Nous relayons l’appel au rassemblement le Samedi 3 décembre à 14h à Rennes du Collectif Justice pour Babacar Gueye :

« Le 3 décembre 2015 à Rennes, Babacar Gueye a été tué par la police qui lui a tiré 5 balles dans le haut du corps, dont 2 mortelles au niveau du thorax. La police est intervenue alors que Babacar était en situation de détresse psychologique et que son ami avait appelé les secours pour avoir de l’aide. La famille s’est portée partie civile et a porté plainte pour HOMICIDE VOLONTAIRE auprès du procureur de la République à Rennes. Près d’1 an plus tard, un non-lieu a été prononcé pour les policiers et le dossier semble bloqué. STOP AUX VIOLENCES POLICIERES! NOUS EXIGEONS LA VERITE ET LA JUSTICE POUR BABACAR GUEYE! » Un départ groupé est prévu depuis Paris. (Pour plus d’info retrouver le blog du collectif de soutien ici, et leur page facebook ).

Plus récemment, le 22 septembre dernier, à Bézier, un homme noir de 46 ans (dont le nom n’a pas été divulgué) a été tué par la police, alors que visiblement il était aussi en pleine détresse psychologique.

Le caractère raciste, classiste et validiste (ici psychophobe) de ces meurtres est indéniable.

Et nous voudrions insister sur le caractère validiste des violences policières en général, car si en France, l’état refuse de divulguer les données précises et chiffrées concernant ces violences, les chiffres étasuniens sont accablant, puisqu’en 2015 le journal USA Today par exemple rapportait une étude estimant que : « les personnes malades mentales ont 16 fois plus de risques d’être tuées par la police », et on estime également que plus de la moitié des personnes tuées par la police sont des personnes handicapé·e·s. Ceci n’enlève rien au caractère profondément raciste et classiste des violences policières en général, puisque parmi ces victimes handicapé·e·s beaucoup sont aussi des personnes racisé·e·s et/ou pauvres.

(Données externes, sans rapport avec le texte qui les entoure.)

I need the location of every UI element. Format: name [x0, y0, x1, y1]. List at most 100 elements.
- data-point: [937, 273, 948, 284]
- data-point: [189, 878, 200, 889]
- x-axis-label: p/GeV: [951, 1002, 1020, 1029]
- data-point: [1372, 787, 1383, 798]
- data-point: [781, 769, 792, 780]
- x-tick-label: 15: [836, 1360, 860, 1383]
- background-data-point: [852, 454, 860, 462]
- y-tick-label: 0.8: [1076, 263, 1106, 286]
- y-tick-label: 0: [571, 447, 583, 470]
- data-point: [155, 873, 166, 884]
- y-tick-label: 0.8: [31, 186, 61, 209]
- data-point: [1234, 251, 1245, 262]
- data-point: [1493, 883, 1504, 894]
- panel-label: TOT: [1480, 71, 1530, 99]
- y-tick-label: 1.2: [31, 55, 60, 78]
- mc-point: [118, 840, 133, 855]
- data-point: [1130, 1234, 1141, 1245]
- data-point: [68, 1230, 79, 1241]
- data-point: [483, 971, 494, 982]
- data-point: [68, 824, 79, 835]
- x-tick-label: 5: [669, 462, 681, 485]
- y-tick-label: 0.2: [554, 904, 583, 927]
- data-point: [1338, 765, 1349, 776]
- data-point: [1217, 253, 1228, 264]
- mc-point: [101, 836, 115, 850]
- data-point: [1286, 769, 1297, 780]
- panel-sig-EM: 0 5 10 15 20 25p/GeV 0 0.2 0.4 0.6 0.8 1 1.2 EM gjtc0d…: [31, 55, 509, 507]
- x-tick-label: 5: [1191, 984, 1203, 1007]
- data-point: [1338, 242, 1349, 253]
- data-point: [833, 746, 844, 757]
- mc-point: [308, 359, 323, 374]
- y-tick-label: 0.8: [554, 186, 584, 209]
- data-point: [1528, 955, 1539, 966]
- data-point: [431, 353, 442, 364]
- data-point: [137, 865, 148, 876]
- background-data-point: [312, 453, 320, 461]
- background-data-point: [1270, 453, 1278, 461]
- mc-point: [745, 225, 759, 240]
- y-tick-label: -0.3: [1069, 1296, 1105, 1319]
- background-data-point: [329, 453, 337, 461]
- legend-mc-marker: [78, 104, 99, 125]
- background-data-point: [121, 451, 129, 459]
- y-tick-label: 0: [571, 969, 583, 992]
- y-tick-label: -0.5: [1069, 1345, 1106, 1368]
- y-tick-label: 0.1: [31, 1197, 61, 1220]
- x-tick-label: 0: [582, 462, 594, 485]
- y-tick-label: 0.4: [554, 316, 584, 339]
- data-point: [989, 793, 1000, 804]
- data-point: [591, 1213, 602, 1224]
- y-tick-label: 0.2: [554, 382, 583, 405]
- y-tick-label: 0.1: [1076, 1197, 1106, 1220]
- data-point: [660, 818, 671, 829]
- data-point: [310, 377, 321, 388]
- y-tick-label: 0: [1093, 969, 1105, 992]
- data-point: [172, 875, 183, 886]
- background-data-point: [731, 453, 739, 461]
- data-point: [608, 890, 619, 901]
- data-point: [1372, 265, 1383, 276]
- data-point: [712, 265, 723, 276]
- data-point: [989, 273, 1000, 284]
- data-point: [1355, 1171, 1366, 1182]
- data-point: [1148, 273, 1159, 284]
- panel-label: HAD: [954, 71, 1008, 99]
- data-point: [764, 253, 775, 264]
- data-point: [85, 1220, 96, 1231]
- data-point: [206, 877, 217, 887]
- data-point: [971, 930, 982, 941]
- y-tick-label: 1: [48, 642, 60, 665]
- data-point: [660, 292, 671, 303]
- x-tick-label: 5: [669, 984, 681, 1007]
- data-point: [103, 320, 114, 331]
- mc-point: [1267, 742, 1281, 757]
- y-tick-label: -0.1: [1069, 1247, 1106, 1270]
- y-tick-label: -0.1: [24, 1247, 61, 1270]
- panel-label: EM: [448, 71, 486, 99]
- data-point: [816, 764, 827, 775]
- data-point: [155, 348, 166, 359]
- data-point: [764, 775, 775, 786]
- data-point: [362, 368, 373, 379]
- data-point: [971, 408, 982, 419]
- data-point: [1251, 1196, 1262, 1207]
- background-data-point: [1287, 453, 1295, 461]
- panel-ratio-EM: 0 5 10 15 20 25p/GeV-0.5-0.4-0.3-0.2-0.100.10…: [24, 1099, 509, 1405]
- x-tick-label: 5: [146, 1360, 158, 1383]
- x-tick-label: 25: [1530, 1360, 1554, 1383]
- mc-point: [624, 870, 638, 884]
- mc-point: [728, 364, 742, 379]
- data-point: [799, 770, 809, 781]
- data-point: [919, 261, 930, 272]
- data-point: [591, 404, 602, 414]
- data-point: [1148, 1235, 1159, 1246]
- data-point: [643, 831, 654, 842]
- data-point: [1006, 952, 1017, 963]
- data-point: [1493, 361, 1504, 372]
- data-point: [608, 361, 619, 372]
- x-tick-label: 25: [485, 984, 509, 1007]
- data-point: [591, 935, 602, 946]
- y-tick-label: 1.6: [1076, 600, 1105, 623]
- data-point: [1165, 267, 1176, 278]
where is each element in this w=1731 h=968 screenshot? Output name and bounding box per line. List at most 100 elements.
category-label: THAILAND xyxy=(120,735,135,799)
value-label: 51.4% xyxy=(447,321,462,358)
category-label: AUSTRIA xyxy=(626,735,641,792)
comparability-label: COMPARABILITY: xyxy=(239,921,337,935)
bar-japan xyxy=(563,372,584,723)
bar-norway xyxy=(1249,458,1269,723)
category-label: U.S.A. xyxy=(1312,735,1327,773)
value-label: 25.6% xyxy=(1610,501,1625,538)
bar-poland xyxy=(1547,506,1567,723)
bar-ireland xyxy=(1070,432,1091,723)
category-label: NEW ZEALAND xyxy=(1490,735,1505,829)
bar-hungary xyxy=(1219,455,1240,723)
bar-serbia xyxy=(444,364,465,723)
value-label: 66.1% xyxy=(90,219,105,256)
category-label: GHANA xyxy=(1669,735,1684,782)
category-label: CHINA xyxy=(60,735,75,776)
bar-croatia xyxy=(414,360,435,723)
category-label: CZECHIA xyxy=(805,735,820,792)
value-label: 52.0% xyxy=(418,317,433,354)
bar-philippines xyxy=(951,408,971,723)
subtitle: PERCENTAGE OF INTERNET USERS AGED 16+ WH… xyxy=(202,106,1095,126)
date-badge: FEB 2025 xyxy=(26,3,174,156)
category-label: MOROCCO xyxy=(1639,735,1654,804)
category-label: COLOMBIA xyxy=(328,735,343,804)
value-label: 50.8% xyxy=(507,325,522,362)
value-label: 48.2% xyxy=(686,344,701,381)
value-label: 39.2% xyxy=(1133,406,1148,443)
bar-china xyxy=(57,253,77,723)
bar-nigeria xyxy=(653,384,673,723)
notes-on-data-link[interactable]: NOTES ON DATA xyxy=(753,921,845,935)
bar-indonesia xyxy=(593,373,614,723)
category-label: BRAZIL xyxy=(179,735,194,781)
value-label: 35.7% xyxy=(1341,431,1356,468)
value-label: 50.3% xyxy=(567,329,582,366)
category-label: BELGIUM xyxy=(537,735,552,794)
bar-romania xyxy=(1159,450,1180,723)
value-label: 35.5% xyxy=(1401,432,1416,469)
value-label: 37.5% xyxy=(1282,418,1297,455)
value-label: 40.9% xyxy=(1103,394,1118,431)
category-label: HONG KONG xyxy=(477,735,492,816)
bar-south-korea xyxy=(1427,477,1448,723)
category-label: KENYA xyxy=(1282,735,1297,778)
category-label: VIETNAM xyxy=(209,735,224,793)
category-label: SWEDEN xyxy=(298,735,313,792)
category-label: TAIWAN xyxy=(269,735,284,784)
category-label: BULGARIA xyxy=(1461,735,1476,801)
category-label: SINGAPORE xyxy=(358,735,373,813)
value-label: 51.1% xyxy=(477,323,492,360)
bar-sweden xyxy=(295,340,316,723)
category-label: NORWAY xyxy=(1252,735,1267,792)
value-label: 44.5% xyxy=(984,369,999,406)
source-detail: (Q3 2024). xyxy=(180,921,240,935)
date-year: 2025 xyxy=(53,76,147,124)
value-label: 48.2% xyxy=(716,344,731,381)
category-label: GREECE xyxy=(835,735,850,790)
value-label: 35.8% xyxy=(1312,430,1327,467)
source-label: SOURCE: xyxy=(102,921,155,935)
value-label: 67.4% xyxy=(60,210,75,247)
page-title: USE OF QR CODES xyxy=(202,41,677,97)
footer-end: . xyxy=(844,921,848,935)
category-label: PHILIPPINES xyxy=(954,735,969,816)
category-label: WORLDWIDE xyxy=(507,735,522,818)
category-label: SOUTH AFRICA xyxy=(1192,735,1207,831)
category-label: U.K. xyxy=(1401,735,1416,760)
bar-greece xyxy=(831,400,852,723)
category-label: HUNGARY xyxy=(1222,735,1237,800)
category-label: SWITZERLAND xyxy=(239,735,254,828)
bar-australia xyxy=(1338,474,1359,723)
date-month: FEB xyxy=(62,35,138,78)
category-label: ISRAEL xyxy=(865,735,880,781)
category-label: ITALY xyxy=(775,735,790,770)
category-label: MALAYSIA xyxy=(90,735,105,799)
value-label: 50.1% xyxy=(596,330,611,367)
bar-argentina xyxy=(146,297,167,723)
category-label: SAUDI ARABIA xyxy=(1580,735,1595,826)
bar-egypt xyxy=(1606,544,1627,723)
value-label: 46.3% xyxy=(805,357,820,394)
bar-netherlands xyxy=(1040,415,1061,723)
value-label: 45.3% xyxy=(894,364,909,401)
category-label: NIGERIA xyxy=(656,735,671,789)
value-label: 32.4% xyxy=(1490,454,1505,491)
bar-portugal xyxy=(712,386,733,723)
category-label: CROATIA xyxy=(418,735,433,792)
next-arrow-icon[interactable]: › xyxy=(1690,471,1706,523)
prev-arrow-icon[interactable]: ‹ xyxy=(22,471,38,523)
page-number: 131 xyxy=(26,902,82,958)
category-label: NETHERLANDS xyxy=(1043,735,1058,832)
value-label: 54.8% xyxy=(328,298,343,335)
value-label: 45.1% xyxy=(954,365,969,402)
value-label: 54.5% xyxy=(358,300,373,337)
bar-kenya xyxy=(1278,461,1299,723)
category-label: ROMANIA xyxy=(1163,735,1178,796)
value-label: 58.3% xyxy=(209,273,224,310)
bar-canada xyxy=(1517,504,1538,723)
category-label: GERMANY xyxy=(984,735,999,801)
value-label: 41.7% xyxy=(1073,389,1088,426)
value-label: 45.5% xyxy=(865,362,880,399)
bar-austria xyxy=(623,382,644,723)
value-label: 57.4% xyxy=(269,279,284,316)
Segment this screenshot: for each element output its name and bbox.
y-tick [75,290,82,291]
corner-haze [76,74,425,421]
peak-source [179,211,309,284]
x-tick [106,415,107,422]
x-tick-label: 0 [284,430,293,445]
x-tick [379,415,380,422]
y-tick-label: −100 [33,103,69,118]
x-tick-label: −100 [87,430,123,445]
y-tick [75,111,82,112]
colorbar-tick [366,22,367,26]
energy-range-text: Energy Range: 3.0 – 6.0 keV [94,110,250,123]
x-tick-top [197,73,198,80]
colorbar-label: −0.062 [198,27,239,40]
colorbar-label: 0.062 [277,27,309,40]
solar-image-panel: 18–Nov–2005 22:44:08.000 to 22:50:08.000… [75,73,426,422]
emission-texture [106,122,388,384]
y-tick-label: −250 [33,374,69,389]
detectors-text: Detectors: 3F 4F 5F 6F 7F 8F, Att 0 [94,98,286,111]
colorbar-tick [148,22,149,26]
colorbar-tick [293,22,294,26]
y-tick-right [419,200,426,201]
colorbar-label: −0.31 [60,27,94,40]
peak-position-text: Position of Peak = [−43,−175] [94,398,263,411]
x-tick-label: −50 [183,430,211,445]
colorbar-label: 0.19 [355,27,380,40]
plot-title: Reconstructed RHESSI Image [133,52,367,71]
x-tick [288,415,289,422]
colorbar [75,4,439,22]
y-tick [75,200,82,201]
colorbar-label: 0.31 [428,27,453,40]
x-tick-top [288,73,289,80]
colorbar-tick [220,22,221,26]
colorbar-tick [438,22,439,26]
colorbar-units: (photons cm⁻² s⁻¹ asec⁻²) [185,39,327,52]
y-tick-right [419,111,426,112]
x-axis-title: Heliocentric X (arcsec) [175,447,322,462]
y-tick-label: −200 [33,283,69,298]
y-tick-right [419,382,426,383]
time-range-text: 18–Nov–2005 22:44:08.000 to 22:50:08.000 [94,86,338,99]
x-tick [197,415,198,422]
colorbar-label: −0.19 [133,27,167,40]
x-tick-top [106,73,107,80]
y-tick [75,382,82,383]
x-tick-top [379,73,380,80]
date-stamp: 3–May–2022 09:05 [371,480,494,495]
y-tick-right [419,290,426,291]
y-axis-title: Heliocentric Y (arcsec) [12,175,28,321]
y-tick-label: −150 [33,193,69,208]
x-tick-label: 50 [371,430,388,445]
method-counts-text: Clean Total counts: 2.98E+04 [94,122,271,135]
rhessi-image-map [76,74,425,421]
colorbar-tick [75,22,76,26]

Autour de nous, combien de personnes handicapé·e·s et/ou psychiatrisé·e·s sont tué·e·s chaque années par la police sans même que leur meurtre n’accède à la rubrique « faits divers » des journaux ? Comme beaucoup de psychiatrisé·e·s qui traversent parfois des états de conscience hors-normes, les contributriceurs de Zinzin Zine ont trop souvent eu à subir la violence des « forces de l’ordre ». Pour la police, les coups de taser semblent être devenue la norme de la « prise en charge » des personnes en grande détresse psychologique. En 2015, après l’une de ces « interventions » policières, l’une d’entre nous a failli ne jamais se relever. Chiffrée ou non, la dimension validiste des violences policières est pour nous une réalité et une menace qui plane lourdement sur nos vies.

Visibilisons et luttons contre les violences faites aux personnes psychiatrisé.e.s, et à tou.te.s les personnes handicapé.e.s!

Marchons pour Babacar Gueye et toutes les autres victimes de crimes et de violences policères!

Notre solidarité à TOUTES les victimes de violences policières et à leurs proches!